This is a guide to assist those who have been named as executor in a will through the probate process.
Qualification and Oath
Even though you were named executor in the will, you must still qualify by applying to the Clerk of Superior Court in the county where the decedent resided. You apply by filling out a form "Application for Probate and Letters" AOC-E-201. The form will ask for a general accounting of the estate e.g. personal property, bank accounts, real estate.
After you qualify, you will take an oath where the Clerk will swear you into the office of executor.

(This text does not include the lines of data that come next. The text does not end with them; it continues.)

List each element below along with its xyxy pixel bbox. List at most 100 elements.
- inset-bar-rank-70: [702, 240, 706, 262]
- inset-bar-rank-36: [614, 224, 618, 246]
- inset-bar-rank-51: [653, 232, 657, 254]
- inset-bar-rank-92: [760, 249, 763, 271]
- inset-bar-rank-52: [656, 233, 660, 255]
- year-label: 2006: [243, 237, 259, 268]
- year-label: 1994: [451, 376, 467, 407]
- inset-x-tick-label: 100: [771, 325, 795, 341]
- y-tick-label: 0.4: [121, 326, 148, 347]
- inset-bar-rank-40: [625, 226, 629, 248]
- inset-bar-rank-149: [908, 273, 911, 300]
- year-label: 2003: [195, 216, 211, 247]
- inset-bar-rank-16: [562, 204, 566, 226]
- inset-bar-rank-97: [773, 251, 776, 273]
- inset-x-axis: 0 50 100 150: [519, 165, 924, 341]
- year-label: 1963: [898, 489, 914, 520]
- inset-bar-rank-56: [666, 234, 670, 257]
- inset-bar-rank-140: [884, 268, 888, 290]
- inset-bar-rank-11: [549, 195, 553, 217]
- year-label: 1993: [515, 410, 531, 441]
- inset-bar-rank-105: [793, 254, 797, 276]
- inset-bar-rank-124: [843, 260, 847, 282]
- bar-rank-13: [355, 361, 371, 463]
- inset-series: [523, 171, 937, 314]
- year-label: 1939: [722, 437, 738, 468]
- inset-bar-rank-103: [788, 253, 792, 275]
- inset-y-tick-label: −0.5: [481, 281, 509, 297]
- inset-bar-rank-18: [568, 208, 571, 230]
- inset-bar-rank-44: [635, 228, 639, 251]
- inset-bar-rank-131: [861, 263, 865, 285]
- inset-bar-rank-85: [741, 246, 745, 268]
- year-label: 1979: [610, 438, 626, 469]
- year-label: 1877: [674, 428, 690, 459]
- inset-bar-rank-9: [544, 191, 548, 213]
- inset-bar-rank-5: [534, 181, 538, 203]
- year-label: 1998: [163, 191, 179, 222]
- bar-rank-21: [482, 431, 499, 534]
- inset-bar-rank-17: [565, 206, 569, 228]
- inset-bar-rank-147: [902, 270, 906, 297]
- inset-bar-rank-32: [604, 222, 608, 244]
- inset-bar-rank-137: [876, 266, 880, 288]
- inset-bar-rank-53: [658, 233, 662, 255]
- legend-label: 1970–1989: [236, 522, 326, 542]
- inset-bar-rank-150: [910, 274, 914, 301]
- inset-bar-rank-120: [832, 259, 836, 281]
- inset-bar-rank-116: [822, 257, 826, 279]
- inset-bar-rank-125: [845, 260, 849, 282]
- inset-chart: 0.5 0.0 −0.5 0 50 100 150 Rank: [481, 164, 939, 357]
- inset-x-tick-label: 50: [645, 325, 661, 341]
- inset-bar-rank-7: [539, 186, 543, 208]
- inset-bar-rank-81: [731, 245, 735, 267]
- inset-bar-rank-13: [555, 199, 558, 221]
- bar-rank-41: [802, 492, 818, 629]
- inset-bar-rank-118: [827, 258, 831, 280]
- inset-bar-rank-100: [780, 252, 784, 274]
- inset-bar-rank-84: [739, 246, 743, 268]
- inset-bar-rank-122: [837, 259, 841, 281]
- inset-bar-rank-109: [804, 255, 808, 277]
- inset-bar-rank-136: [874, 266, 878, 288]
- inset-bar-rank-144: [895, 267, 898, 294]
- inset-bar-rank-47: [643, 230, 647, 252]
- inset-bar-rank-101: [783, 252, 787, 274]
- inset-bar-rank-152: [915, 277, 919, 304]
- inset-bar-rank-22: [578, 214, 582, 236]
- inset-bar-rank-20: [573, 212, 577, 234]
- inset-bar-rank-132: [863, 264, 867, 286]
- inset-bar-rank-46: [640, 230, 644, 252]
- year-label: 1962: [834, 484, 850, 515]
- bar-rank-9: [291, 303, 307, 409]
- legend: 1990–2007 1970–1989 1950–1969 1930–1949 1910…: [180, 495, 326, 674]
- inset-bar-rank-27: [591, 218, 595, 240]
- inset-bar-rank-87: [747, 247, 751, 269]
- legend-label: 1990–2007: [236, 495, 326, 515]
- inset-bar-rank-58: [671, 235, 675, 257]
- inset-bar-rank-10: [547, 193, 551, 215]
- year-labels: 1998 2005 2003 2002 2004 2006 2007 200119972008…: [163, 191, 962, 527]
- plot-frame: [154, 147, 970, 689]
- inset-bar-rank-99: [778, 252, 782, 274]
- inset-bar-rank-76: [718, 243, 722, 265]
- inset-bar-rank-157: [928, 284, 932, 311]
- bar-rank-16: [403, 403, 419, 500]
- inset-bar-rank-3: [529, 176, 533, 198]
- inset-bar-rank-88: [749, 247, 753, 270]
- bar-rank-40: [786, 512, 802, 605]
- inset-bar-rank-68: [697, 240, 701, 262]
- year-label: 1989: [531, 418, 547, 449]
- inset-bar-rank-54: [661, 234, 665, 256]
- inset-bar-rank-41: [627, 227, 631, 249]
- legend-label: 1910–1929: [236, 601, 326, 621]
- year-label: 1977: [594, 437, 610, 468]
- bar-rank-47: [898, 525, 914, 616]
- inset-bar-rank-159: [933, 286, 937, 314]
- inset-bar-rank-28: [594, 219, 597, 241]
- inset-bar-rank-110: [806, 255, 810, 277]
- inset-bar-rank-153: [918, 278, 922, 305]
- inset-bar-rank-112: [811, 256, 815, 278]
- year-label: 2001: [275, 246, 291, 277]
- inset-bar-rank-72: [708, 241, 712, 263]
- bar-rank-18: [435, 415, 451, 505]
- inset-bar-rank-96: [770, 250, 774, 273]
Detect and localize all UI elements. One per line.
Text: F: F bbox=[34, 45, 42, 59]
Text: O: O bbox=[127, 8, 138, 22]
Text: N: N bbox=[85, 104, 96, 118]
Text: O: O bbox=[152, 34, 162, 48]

You must publish a notice to creditors in a newspaper that is qualified to publish legal advertisements. The notice must be published once a week for four consecutive weeks. The notice also must also alert creditors that they have 3 months from the date of publication to file a claim.
After appropriate publication, the you must file an "Affidavit of Notice to Creditors" AOC-E-307 with the Clerk of Superior Court.
Filing the Inventory
You must file "inventory For Decedent's Estate" AOC-E-505 with the Clerk of Superior Court within 3 months of qualifying as executor. The form calls for an inventory of all real and personal assets in the estate (with accurate descriptions and date of death values).
Paying the Debts
You must pay all debts of the estate based on the statutory priority. The priority of creditors can be found in G.S. 29A-19-6.
Estate Tax Return
If estate taxes are owed, those forms must be filed with the appropriate revenue office i.e. federal or state. If no estate taxes are owed, you must file "Estate Tax Certification" AOC-E-212 with the Clerk of Superior Court.
Distribution of Assets
You must distribute the remaining assets of the estate based on the terms of the will. If the will does not cover an asset, it must pass through the intestacy laws, which can be found in North Carolina's intestate succession act.
If there is a surviving spouse, they may file for a year's allowance ($30,000 plus $5,000 for each minor child) using the following: "Application and Assignment Year's Allowance", AOC-E-100.
Final and Annual Accounting
Within one year of qualification, you must file your annual and final accounting. The clerk of court may grant an extension of time for good cause shown.
The accounting will detail investments, income, property received, gains and losses, payments and distributions, and the value of the estate at the initial inventory and at the final accounting.
If the final accounting is approved by the Clerk of Court, you will be discharged.